A recent survey conducted by Bankrate revealed that nearly a third of Americans have experienced a decrease in their emergency funds since the beginning of the year. This reduction can largely be attributed to the higher prices and rising debt repayment costs that individuals are currently facing. In fact, inflation reached 3.7% in September according to the Bureau of Labor Statistics.
During the pandemic, government stimulus payments and limited spending opportunities enabled individuals to accumulate more savings than usual. In a survey conducted by the Federal Reserve, it was found that the average American household’s net worth surged by 37% from 2019 to 2022, placing them in the millionaire status.
However, the year 2023 has presented new challenges for consumers. The combination of high inflation and interest rates has started to impact households. Delinquency rates for auto loans and credit cards have been on the rise, revealing cracks in household balance sheets. This indicates that the excess savings accumulated during the pandemic have likely been depleted, especially for middle-income and low-income families. With the holiday season approaching, it is expected that households will face additional financial strain.
Furthermore, increased wealth does not necessarily translate into higher spending when individuals lack readily available cash. This is especially true when a significant portion of wealth is tied up in assets that are not easily sold, such as gains in the stock market.

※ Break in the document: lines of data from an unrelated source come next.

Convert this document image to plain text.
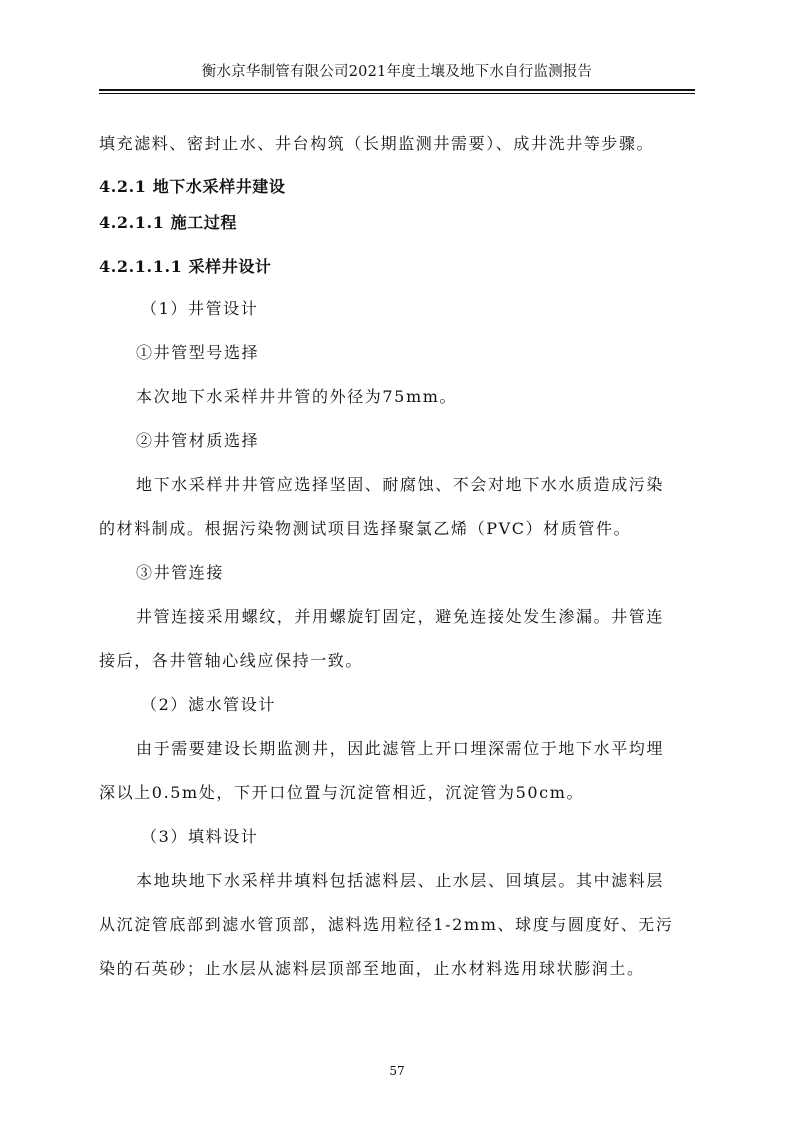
衡水京华制管有限公司2021年度土壤及地下水自行监测报告
填充滤料、密封止水、井台构筑（长期监测井需要）、成井洗井等步骤。
4.2.1 地下水采样井建设
4.2.1.1 施工过程
4.2.1.1.1 采样井设计
（1）井管设计
①井管型号选择
本次地下水采样井井管的外径为75mm。
②井管材质选择
地下水采样井井管应选择坚固、耐腐蚀、不会对地下水水质造成污染
的材料制成。根据污染物测试项目选择聚氯乙烯（PVC）材质管件。
③井管连接
井管连接采用螺纹，并用螺旋钉固定，避免连接处发生渗漏。井管连
接后，各井管轴心线应保持一致。
（2）滤水管设计
由于需要建设长期监测井，因此滤管上开口埋深需位于地下水平均埋
深以上0.5m处，下开口位置与沉淀管相近，沉淀管为50cm。
（3）填料设计
本地块地下水采样井填料包括滤料层、止水层、回填层。其中滤料层
从沉淀管底部到滤水管顶部，滤料选用粒径1-2mm、球度与圆度好、无污
染的石英砂；止水层从滤料层顶部至地面，止水材料选用球状膨润土。
57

The question arises: do people choose to spend their accumulated wealth, or do they continue accumulating it? According to experts, while individuals may be wealthier on paper, they do not necessarily have increased liquidity and accessibility to their assets.
In conclusion, the current dip in savings among Americans is raising concerns about its sustainability and its impact on consumer spending. As individuals navigate the economic landscape, it becomes crucial to assess their financial state and make informed decisions regarding their wealth and savings.